What if we were to take a webcam, face it towards a blank wall, and use a laser pointer to "draw" on the wall? Could we use this as a means of gesture recognition? Click the thumbnail below to watch a demo.
The app was written in C# using Visual Studio and makes use of the AForge framework (specifically v2.2.2). The AForge dlls are included in the libs folder and copies should be placed in the same folder as the LaserGestures executable.
The app listens on TCP port 5678 and can forward recognised gestures to any connected clients. In the demo above I am forwarding gestures to AutoHotKey to control the music player.
Gestures are drawn with a focus on strokes going in one of eight directions. By focusing on straight lines this lends itself well to what the average person could reliably draw on a wall from a distance and gives us a reasonable margin of error (users can be off by 22.5 degrees to either side of their intended stroke).
With single-segment strokes we would have only eight possible gestures. We can, however, increase our gesture space exponentially by allowing strokes to be chained together and also broken up (by a small delay).

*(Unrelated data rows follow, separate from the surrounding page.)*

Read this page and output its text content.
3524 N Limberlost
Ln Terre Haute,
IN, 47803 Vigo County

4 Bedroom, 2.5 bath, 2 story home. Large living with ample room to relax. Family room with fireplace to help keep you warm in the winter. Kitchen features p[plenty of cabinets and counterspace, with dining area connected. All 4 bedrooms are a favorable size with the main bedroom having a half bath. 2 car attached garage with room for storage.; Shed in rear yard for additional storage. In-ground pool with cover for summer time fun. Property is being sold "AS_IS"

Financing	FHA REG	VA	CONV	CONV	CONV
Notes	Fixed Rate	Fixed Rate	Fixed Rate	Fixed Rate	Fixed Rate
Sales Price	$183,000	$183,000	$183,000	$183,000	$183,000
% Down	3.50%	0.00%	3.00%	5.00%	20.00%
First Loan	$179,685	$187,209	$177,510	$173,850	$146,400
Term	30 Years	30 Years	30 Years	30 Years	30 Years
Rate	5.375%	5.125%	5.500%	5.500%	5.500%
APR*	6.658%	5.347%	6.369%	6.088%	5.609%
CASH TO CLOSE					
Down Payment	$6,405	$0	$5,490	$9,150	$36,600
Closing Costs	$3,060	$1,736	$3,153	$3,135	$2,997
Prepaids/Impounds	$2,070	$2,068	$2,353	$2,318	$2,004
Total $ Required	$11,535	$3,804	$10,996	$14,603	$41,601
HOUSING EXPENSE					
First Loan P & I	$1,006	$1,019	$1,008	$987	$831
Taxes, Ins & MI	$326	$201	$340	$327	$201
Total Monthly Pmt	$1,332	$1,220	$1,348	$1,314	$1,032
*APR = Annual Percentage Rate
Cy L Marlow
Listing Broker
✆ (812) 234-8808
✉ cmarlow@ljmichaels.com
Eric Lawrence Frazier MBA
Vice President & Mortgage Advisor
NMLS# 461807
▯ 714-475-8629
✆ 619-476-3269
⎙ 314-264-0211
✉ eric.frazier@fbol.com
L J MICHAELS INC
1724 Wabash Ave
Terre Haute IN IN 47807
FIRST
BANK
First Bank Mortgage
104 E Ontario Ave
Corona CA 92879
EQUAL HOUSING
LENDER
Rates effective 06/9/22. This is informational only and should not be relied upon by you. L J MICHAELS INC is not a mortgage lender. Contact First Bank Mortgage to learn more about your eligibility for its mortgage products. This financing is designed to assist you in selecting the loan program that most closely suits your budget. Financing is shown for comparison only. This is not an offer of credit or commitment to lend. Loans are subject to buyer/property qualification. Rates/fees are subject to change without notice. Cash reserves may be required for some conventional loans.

The eight directions are also given a single character alias (which maps to the numpad of a keyboard). This allows us to describe a gesture succinctly as a string in the app.
Static gestures are great; they are easy to define, quick to draw and we can perform a single repeatable action. But what if we wanted the app to act dynamically, that is, perform a sustained action that changes (and possibly scales) depending on the laser point's continued motion? This would be better suited for actions that benefit from a finer degree of control, such as changing the volume as shown in the demo.
The app currently recognises two types of dynamic gestures:
- TURN: this simulates the turning of a knob and can send a "-" or "+" message.
- SEEK: this measures the laser point's horizontal distance from its starting location and will send a message with a ± number that scales proportionally.
To perform a dynamic gesture you simply need to draw a "dot" before the intended gesture and then immediately press again to keep the laser point on. The app will remain in that particular dynamic mode until the point disappears.
A captured gesture is essentially a list of 2d points; the higher the framerate of the webcam then the more points there will be. The app defines an interface called Filter which will process the list of points in some fashion to "clean" the input. Several Filters are implemented and they can be arranged into a sequence where the points list will be processed by each Filter in turn. We can adjust certain thresholds on some of the Filters, add/remove/reorder them within the sequence or indeed create new ones.
If the webcam isn't orthogonal to the drawing surface then the angles of certain strokes may not be interpreted correctly (Keystone effect). In the webcam calibration menu, we can have the user draw their best approximation of a square on the wall and use that to apply an image transformation to the stream.
When a user draws a gesture, the app will take the filtered input and check to see if it matches any in the current gesture list. To give the user some leeway in their drawing ability, if no match is found then the app checks to see how close they may have came. We use a modified Levenshtein distance algorithm which scores similar stroke directions higher (for example with the character U then a 9 is more similar than R).